Is the following operations OK (this is related to the Feynman parameter trick)?
$$F:= \int_0^1 \mathrm{d}x\int_0^{1-x}\mathrm{d}y \frac{1}{f(x,y)+\mathrm{i}\epsilon}.$$ Now using
$$\frac{1}{A+i\epsilon} = PV\frac{1}{A}-i\pi\delta(A)$$ where $PV$ denotes the Cauchy Principal Value, we get (taking only the imaginary part):
$$\Im{F} = -\pi \int_0^1 \mathrm{d}x\int_0^{1-x}\mathrm{d}y\, \delta(f(x,y)).$$
The trouble I got is that the zeros of $f(x,y)$ which I call $y^{\pm}$ seems to be outside integration range and hence the delta should yield zero.
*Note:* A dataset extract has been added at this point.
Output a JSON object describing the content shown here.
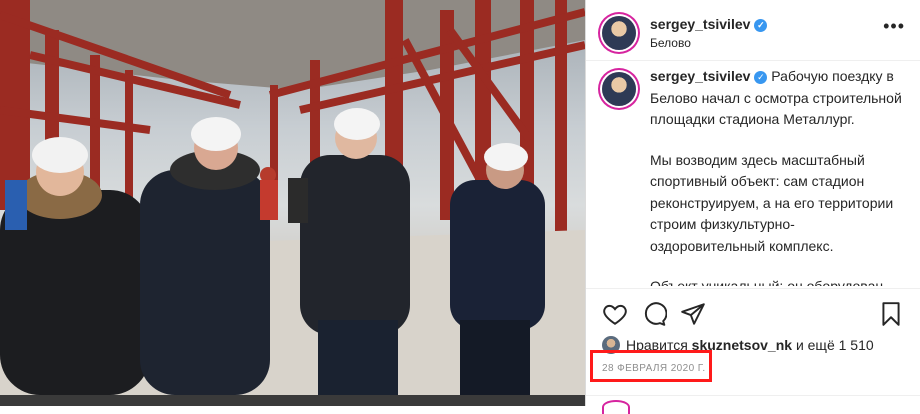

BUT here's what's funny: when I ignore all this and just perform the formal calculations (assuming I do it correctly) namely; replacing
$\delta(f(x,y))$ with
$$\frac{1}{\bigl\vert\partial f/\partial y\bigr\vert_{y=y^{\pm}}}\times[\delta(y-y^-)+\delta(y-y^+)]\,, (1)$$
and assuming that $y^{\pm}\in[0,1-x]$ (which seems to be false) the two deltas just give $1+1 = 2$. Then the result seems to be correct, or at least it agrees with what I have calculated the same thing using a totally different method.
Could this all just be a coincidence? I mean shouldn't the deltas produce zero if $y^{\pm}\notin[0,1-x]$, or I'm I using the wrong formula $(1)$?
(Feel free to change the title as I couldn't come up with anything better) Thanks for any comments.